Na indústria, os investimentos na ampliação da capacidade de abate e, principalmente, na industrialização demonstram a expectativa de avanço do consumo per capita de carne suína, em detrimento da carne bovina – cada vez mais cara. Apenas em 2015, foram investidos mais de R$ 500 milhões em novas unidades e na ampliação de plantas. Esse cálculo considera os aportes de Alegra Foods, de Castro (PR), Adelle, de Seberi (RS), da Pamplona, de Rio do Sul (SC) e da Aurora, que ampliou unidade em São Gabriel do Oeste (MS).

"O preço da ração caiu. Foi isso que aconteceu". Assim César Castro Alves, analista da consultoria MB Agro, resume a retomada dos investimentos no setor para ampliar a produção. Em paralelo à queda das cotações de soja e milho – a base da ração dos suínos -, o setor também contou com um bônus externo, afirmou ele. Em 2014, importantes produtores como EUA e Canadá foram afetados pelo vírus da diarreia suína epidêmica (PED, na sigla em inglês), o que fez os preços da carne suína dispararem, favorecendo o Brasil.

Em 2014, a margem bruta da indústria de suínos no sistema de integração foi a maior da história – 23% para a carne in natura -, segundo a MB Agro. Os preços da carne suína cederam neste ano (ver gráfico abaixo), mas a margem continua bem acima da média de 1% da série histórica, iniciada em 2006. No mês passado, a margem foi de 10%, conforme a consultoria.

Na avaliação do diretor de mercado interno de suínos Associação Brasileira de Proteína Animal (ABPA), Jurandi Machado, a recuperação dos alojamentos de matrizes é "lenta" se considerada apenas o plantel total. Mas o melhor perfil genético, com maior número de leitões por parto e o peso de abate superior, fizeram com que a produção de carne crescesse em ritmo mais rápido.

Entre 2012 e 2013, houve uma liquidação de 170 mil matrizes no país, com o plantel caindo para 1,511 milhão de cabeças, estima a ABPA. Neste ano, a expectativa é que os alojamentos atinjam 1,520 milhão de matrizes, alta de 0,6% sobre 2013. Já a produção de carne suína deve atingir 3,52 milhão de toneladas, 3,2% mais do que em 2013.

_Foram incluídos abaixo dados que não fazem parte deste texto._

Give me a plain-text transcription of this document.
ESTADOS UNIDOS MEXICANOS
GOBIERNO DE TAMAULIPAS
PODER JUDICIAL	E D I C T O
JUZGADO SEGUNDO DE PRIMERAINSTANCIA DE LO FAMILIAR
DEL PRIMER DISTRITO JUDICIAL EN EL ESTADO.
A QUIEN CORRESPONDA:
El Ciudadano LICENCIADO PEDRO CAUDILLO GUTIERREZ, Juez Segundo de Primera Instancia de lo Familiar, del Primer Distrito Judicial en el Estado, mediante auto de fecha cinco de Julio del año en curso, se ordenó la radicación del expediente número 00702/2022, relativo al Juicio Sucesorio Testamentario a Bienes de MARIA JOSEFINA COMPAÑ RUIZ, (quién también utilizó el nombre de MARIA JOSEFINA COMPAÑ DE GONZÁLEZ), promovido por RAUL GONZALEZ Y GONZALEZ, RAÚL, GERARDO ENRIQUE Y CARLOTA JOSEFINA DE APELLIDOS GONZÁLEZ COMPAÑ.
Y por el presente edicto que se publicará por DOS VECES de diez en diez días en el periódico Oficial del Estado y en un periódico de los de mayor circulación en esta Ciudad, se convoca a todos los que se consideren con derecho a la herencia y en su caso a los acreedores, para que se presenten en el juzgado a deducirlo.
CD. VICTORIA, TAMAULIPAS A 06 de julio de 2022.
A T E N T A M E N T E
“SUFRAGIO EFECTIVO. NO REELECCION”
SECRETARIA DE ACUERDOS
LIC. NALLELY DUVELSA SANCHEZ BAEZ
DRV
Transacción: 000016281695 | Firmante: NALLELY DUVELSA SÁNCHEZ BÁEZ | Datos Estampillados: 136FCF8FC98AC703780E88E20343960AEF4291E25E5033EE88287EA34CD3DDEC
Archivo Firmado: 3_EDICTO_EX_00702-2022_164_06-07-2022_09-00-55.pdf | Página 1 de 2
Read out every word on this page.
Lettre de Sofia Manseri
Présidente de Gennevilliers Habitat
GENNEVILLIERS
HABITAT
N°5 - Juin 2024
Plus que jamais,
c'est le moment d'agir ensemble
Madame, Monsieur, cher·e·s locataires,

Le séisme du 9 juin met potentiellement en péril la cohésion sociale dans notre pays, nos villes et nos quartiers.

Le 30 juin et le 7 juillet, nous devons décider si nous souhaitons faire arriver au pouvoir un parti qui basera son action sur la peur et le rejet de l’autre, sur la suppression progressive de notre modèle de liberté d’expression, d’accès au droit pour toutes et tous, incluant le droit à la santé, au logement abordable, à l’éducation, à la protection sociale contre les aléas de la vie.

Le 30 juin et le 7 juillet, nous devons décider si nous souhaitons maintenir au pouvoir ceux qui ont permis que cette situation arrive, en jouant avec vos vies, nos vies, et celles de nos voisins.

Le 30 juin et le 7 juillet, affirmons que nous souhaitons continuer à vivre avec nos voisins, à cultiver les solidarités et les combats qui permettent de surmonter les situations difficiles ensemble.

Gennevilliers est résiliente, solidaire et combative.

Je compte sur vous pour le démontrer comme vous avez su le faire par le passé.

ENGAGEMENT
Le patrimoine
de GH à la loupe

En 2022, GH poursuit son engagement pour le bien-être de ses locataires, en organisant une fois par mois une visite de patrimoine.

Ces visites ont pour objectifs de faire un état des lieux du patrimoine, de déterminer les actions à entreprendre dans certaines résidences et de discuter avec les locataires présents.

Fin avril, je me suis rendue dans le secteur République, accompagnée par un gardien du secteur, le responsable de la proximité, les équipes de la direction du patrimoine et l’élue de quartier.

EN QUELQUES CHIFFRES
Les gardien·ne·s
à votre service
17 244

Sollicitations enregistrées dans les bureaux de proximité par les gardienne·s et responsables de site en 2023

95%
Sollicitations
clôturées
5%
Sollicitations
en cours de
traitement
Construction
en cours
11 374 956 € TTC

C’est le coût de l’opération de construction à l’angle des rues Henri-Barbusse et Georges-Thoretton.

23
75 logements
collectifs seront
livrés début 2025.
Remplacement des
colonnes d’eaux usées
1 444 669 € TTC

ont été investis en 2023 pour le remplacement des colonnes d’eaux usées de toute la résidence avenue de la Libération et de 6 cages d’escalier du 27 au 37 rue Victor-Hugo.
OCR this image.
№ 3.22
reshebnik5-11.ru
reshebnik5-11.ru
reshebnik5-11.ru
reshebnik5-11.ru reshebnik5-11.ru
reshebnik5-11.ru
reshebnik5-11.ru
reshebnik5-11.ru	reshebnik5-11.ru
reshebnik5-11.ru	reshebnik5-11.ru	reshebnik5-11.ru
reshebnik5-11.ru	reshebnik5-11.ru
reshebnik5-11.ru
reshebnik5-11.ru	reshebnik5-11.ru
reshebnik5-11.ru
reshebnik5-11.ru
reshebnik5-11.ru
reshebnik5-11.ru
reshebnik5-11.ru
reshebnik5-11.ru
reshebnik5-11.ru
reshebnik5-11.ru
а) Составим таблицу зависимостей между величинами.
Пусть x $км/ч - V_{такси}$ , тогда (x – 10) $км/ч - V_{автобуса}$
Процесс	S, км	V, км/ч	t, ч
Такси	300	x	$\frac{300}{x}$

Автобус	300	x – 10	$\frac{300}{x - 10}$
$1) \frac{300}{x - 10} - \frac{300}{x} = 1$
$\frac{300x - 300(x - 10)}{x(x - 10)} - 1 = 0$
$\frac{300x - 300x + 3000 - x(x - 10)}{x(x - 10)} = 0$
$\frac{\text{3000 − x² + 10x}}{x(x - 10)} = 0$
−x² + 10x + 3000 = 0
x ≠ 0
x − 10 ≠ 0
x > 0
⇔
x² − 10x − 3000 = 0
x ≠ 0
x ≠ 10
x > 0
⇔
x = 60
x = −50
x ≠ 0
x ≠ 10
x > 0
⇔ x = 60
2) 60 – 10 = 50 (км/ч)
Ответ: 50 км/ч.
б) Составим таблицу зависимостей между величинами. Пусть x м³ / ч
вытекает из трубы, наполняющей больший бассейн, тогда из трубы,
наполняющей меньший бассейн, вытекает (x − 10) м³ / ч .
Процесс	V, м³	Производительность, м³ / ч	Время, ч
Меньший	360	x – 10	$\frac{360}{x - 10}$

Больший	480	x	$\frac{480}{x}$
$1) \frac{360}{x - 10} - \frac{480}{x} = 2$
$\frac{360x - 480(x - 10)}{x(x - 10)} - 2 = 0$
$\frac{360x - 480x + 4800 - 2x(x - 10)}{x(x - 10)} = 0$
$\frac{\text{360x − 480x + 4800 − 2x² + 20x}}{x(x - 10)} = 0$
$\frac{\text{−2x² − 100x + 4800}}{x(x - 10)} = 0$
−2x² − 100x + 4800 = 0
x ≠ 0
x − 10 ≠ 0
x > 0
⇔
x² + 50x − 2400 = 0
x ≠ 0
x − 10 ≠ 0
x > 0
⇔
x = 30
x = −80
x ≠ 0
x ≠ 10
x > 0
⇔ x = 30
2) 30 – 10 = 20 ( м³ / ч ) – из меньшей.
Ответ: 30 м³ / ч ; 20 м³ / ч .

"Estamos no início desse processo de expansão dos alojamentos", avalia o presidente do grupo Agroceres, Fernando Pereira. Pelas estimativas da Agroceres PIC, maior empresa de genética suína do país, o alojamento de matrizes vai aumentar em 35 mil neste ano e, em 2016, serão mais 45 mil matrizes alojadas no país.

Segundo ele, o aumento dos alojamentos neste ano é puxado pelas cooperativas da região Sul. É exatamente o caso de Booghaard, que está investindo para atender a demanda por suínos do frigorífico Alegra, sociedade de cooperativas na qual a Frísia faz parte.

A partir do fim de 2016, as grandes indústrias é que irão investir, diz Pereira. Um exemplo é a BRF. De acordo com o presidente da Associação Brasileira de Criadores de Suínos (ABCS), Marcelo Lopes, a empresa pretende elevar de 45 mil para 90 mil o número de matrizes que são alojadas em Lucas do Rio Verde (MT). Procurada, a empresa não quis dar detalhes sobre o projeto.

"Está havendo substituição da carne bovina", diz Lopes, que projeta que o consumo per capita de carne suína alcance 18 quilos em 2018, ante os atuais 15 quilos – desse volume, 97% são de industrializados.

Na contramão, César Castro Alves, da MB Agro, alerta para a dificuldade em aumentar o consumo no país, especialmente porque as tecnologias envolvidas nas novas granjas e fábricas levarão a uma produção de carne bem maior. "Está se desenhando um quadro de produção muito forte. Vamos depender de uma exportação sem sustos", diz, lembrando a inconstância das vendas externas do país, dependente da Rússia. As exportações representam 15% da produção brasileira de carne suína.